Commanders and leaders
- Ahmed al-Sharaa Murhaf Abu Qasra Ali Noureddine al-Naasan Anas Khattab: Mohsen al-Haymed Ahmad al-Labbad

Units involved
- Syrian Armed Forces; General Security Services;: Mohsen al-Haymed's group Ahmad al-Labbad's group

Casualties and losses
- 8 security forces killed: 9 militants killed Unknown

= March 2025 Daraa clashes =

Clashes following the Syrian civil war

The March 2025 Daraa clashes began in As-Sanamayn on 4 March 2025 between pro-Assad forces and led to the intervention of internal security and the Ministry of Defense.

==Background==
Some of the Assad loyalists are reportedly affiliated with Mohsen al-Haymed, who was a member of the Military Security Directorate in the Syrian Arab Army, while others were affiliated with Ahmad al-Labbad, who formerly worked for the General Intelligence Directorate.

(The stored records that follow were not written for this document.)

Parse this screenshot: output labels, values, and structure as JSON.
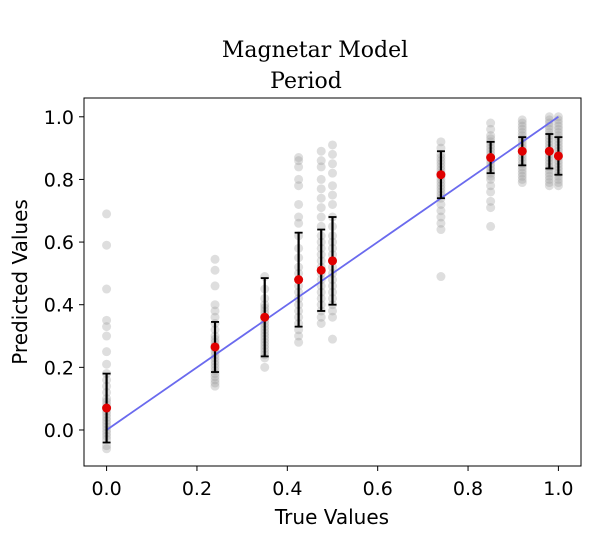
{
  "chart_data": {
    "type": "scatter",
    "title": [
      "Magnetar Model",
      "Period"
    ],
    "xlabel": "True Values",
    "ylabel": "Predicted Values",
    "xlim": [
      -0.05,
      1.05
    ],
    "ylim": [
      -0.115,
      1.06
    ],
    "xticks": [
      0.0,
      0.2,
      0.4,
      0.6,
      0.8,
      1.0
    ],
    "xtick_labels": [
      "0.0",
      "0.2",
      "0.4",
      "0.6",
      "0.8",
      "1.0"
    ],
    "yticks": [
      0.0,
      0.2,
      0.4,
      0.6,
      0.8,
      1.0
    ],
    "ytick_labels": [
      "0.0",
      "0.2",
      "0.4",
      "0.6",
      "0.8",
      "1.0"
    ],
    "grid": false,
    "colors": {
      "scatter": "#999999",
      "mean": "#e00000",
      "errorbar": "#000000",
      "reference_line": "#6a6aee"
    },
    "reference_line": {
      "x": [
        0.0,
        1.0
      ],
      "y": [
        0.0,
        1.0
      ]
    },
    "mean_points": {
      "x": [
        0.0,
        0.24,
        0.35,
        0.425,
        0.475,
        0.5,
        0.74,
        0.85,
        0.92,
        0.98,
        1.0
      ],
      "y": [
        0.07,
        0.265,
        0.36,
        0.48,
        0.51,
        0.54,
        0.815,
        0.87,
        0.89,
        0.89,
        0.875
      ],
      "err": [
        0.11,
        0.08,
        0.125,
        0.15,
        0.13,
        0.14,
        0.075,
        0.05,
        0.045,
        0.055,
        0.06
      ]
    },
    "scatter_groups": [
      {
        "x": 0.0,
        "y": [
          0.69,
          0.59,
          0.45,
          0.35,
          0.33,
          0.3,
          0.25,
          0.21,
          0.18,
          0.16,
          0.14,
          0.12,
          0.1,
          0.09,
          0.08,
          0.07,
          0.06,
          0.05,
          0.04,
          0.03,
          0.02,
          0.01,
          0.0,
          -0.01,
          -0.02,
          -0.03,
          -0.05,
          -0.06
        ]
      },
      {
        "x": 0.24,
        "y": [
          0.545,
          0.51,
          0.46,
          0.4,
          0.38,
          0.36,
          0.34,
          0.32,
          0.3,
          0.29,
          0.28,
          0.27,
          0.26,
          0.25,
          0.24,
          0.23,
          0.22,
          0.21,
          0.2,
          0.19,
          0.18,
          0.17,
          0.16,
          0.15,
          0.14
        ]
      },
      {
        "x": 0.35,
        "y": [
          0.49,
          0.45,
          0.42,
          0.4,
          0.39,
          0.38,
          0.37,
          0.36,
          0.35,
          0.34,
          0.33,
          0.32,
          0.31,
          0.3,
          0.29,
          0.28,
          0.27,
          0.26,
          0.25,
          0.24,
          0.23,
          0.2
        ]
      },
      {
        "x": 0.425,
        "y": [
          0.87,
          0.86,
          0.84,
          0.8,
          0.78,
          0.72,
          0.68,
          0.66,
          0.62,
          0.58,
          0.55,
          0.52,
          0.5,
          0.48,
          0.46,
          0.44,
          0.42,
          0.4,
          0.38,
          0.36,
          0.34,
          0.32,
          0.3,
          0.28
        ]
      },
      {
        "x": 0.475,
        "y": [
          0.89,
          0.86,
          0.84,
          0.8,
          0.77,
          0.74,
          0.71,
          0.68,
          0.65,
          0.62,
          0.6,
          0.58,
          0.56,
          0.54,
          0.52,
          0.5,
          0.48,
          0.46,
          0.44,
          0.42,
          0.4,
          0.38,
          0.36,
          0.34
        ]
      },
      {
        "x": 0.5,
        "y": [
          0.91,
          0.88,
          0.85,
          0.82,
          0.78,
          0.75,
          0.72,
          0.68,
          0.65,
          0.62,
          0.6,
          0.58,
          0.56,
          0.54,
          0.52,
          0.5,
          0.48,
          0.46,
          0.44,
          0.42,
          0.4,
          0.38,
          0.36,
          0.29
        ]
      },
      {
        "x": 0.74,
        "y": [
          0.92,
          0.9,
          0.88,
          0.87,
          0.86,
          0.85,
          0.84,
          0.83,
          0.82,
          0.81,
          0.8,
          0.79,
          0.78,
          0.77,
          0.76,
          0.75,
          0.74,
          0.72,
          0.7,
          0.68,
          0.66,
          0.64,
          0.49
        ]
      },
      {
        "x": 0.85,
        "y": [
          0.98,
          0.96,
          0.94,
          0.93,
          0.92,
          0.91,
          0.9,
          0.89,
          0.88,
          0.87,
          0.86,
          0.85,
          0.84,
          0.83,
          0.82,
          0.81,
          0.8,
          0.78,
          0.76,
          0.73,
          0.71,
          0.65
        ]
      },
      {
        "x": 0.92,
        "y": [
          0.99,
          0.98,
          0.97,
          0.96,
          0.95,
          0.94,
          0.93,
          0.92,
          0.91,
          0.9,
          0.89,
          0.88,
          0.87,
          0.86,
          0.85,
          0.84,
          0.83,
          0.82,
          0.81,
          0.8,
          0.79
        ]
      },
      {
        "x": 0.98,
        "y": [
          1.0,
          0.99,
          0.98,
          0.97,
          0.96,
          0.95,
          0.94,
          0.93,
          0.92,
          0.91,
          0.9,
          0.89,
          0.88,
          0.87,
          0.86,
          0.85,
          0.84,
          0.83,
          0.82,
          0.81,
          0.8,
          0.79,
          0.78
        ]
      },
      {
        "x": 1.0,
        "y": [
          1.0,
          0.99,
          0.98,
          0.97,
          0.96,
          0.95,
          0.94,
          0.93,
          0.92,
          0.91,
          0.9,
          0.89,
          0.88,
          0.87,
          0.86,
          0.85,
          0.84,
          0.83,
          0.82,
          0.81,
          0.8,
          0.79,
          0.78
        ]
      }
    ]
  }
}
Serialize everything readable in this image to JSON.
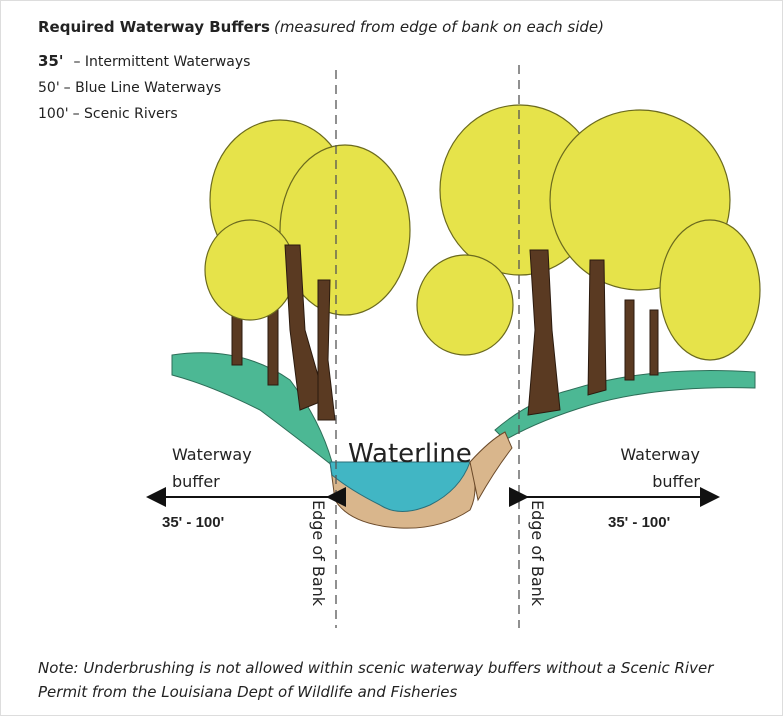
{
  "header": {
    "title": "Required Waterway Buffers",
    "subtitle": "(measured from edge of bank on each side)"
  },
  "buffers": [
    {
      "width": "35'",
      "label": "– Intermittent Waterways"
    },
    {
      "width": "50'",
      "label": "– Blue Line Waterways"
    },
    {
      "width": "100'",
      "label": "– Scenic Rivers"
    }
  ],
  "diagram": {
    "waterline": "Waterline",
    "left": {
      "buffer_label": [
        "Waterway",
        "buffer"
      ],
      "range": "35' - 100'",
      "edge": "Edge of Bank"
    },
    "right": {
      "buffer_label": [
        "Waterway",
        "buffer"
      ],
      "range": "35' - 100'",
      "edge": "Edge of Bank"
    }
  },
  "note": [
    "Note: Underbrushing is not allowed within scenic waterway buffers without a Scenic River",
    "Permit from the Louisiana Dept of Wildlife and Fisheries"
  ]
}
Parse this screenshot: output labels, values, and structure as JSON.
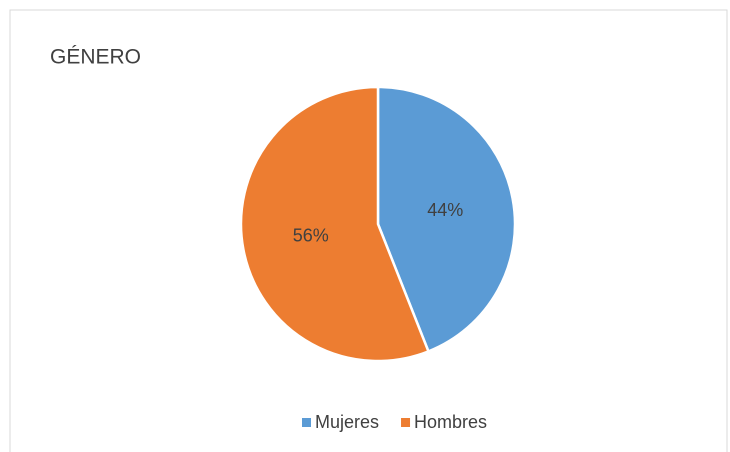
{
  "chart_data": {
    "type": "pie",
    "title": "GÉNERO",
    "categories": [
      "Mujeres",
      "Hombres"
    ],
    "values": [
      44,
      56
    ],
    "value_labels": [
      "44%",
      "56%"
    ],
    "colors": [
      "#5b9bd5",
      "#ed7d31"
    ],
    "legend": "bottom"
  }
}
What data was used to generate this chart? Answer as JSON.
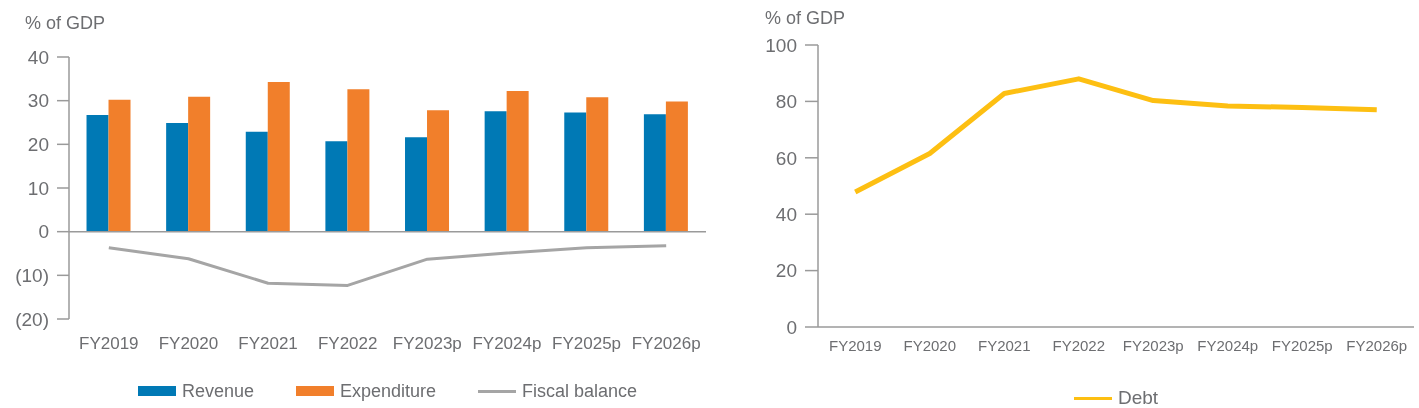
{
  "chart_data": [
    {
      "type": "bar",
      "ylabel": "% of GDP",
      "categories": [
        "FY2019",
        "FY2020",
        "FY2021",
        "FY2022",
        "FY2023p",
        "FY2024p",
        "FY2025p",
        "FY2026p"
      ],
      "series": [
        {
          "name": "Revenue",
          "color": "#0079b5",
          "values": [
            26.7,
            24.9,
            22.9,
            20.7,
            21.6,
            27.6,
            27.3,
            26.9
          ]
        },
        {
          "name": "Expenditure",
          "color": "#f17f2b",
          "values": [
            30.2,
            30.9,
            34.3,
            32.6,
            27.8,
            32.2,
            30.8,
            29.8
          ]
        },
        {
          "name": "Fiscal balance",
          "type": "line",
          "color": "#a5a5a5",
          "values": [
            -3.7,
            -6.2,
            -11.8,
            -12.3,
            -6.3,
            -4.9,
            -3.7,
            -3.2
          ]
        }
      ],
      "ylim": [
        -20,
        40
      ],
      "yticks": [
        {
          "value": -20,
          "label": "(20)"
        },
        {
          "value": -10,
          "label": "(10)"
        },
        0,
        10,
        20,
        30,
        40
      ],
      "ref_lines": [
        {
          "axis": "y",
          "value": 0,
          "color": "#9a9a9a"
        }
      ],
      "grid": false,
      "legend": "bottom",
      "marker": "none"
    },
    {
      "type": "line",
      "ylabel": "% of GDP",
      "categories": [
        "FY2019",
        "FY2020",
        "FY2021",
        "FY2022",
        "FY2023p",
        "FY2024p",
        "FY2025p",
        "FY2026p"
      ],
      "series": [
        {
          "name": "Debt",
          "color": "#fdbf12",
          "values": [
            47.9,
            61.5,
            82.8,
            88.0,
            80.3,
            78.4,
            77.8,
            77.0
          ]
        }
      ],
      "ylim": [
        0,
        100
      ],
      "yticks": [
        0,
        20,
        40,
        60,
        80,
        100
      ],
      "grid": false,
      "legend": "bottom",
      "marker": "none"
    }
  ]
}
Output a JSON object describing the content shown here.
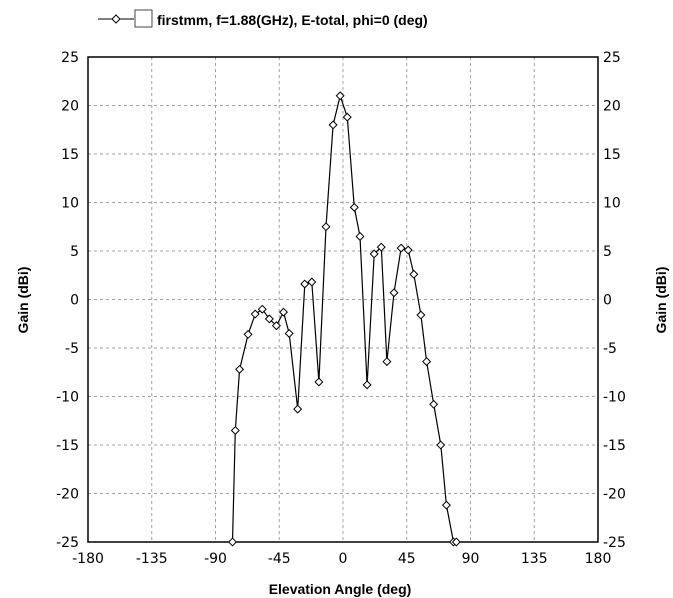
{
  "chart_data": {
    "type": "line",
    "legend": {
      "label": "firstmm, f=1.88(GHz), E-total, phi=0 (deg)",
      "placement": "top",
      "checkbox_checked": false
    },
    "xlabel": "Elevation Angle (deg)",
    "ylabel": "Gain (dBi)",
    "ylabel_right": "Gain (dBi)",
    "xlim": [
      -180,
      180
    ],
    "ylim": [
      -25,
      25
    ],
    "xticks": [
      -180,
      -135,
      -90,
      -45,
      0,
      45,
      90,
      135,
      180
    ],
    "yticks": [
      25,
      20,
      15,
      10,
      5,
      0,
      -5,
      -10,
      -15,
      -20,
      -25
    ],
    "grid": true,
    "series": [
      {
        "name": "firstmm, f=1.88(GHz), E-total, phi=0 (deg)",
        "color": "#000000",
        "marker": "diamond",
        "x": [
          -78,
          -76,
          -73,
          -67,
          -62,
          -57,
          -52,
          -47,
          -42,
          -38,
          -32,
          -27,
          -22,
          -17,
          -12,
          -7,
          -2,
          3,
          8,
          12,
          17,
          22,
          27,
          31,
          36,
          41,
          46,
          50,
          55,
          59,
          64,
          69,
          73,
          78,
          80
        ],
        "y": [
          -25,
          -13.5,
          -7.2,
          -3.6,
          -1.5,
          -1,
          -2,
          -2.7,
          -1.3,
          -3.5,
          -11.3,
          1.6,
          1.8,
          -8.5,
          7.5,
          18,
          21,
          18.8,
          9.5,
          6.5,
          -8.8,
          4.7,
          5.4,
          -6.4,
          0.7,
          5.3,
          5.1,
          2.6,
          -1.6,
          -6.4,
          -10.8,
          -15,
          -21.2,
          -25,
          -25
        ]
      }
    ]
  }
}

Clashes had taken place in January 2025 in As-Sanamayn between a group affiliated with Haimed and the Southern Operations Room.

==Timeline==
Members of al-Haymed's group, after leaving a funeral, had engaged with gunmen, who were reportedly part of a group led by Ahmad al-Labbad. Three members of al-Haymed's group died as a result of the attack, while one member and a child were injured. General Security Services arrived to restore order, but al-Haymed's group opened fire, wounding one officer, which led to clashes taking place between al-Haymed's group and security forces.

Eight security forces were killed in total, with three dying on 5 March. Two civilians also died. Nine members of al-Haymed's group died.

60 militants were arrested as a result, though al-Haymed escaped the raid.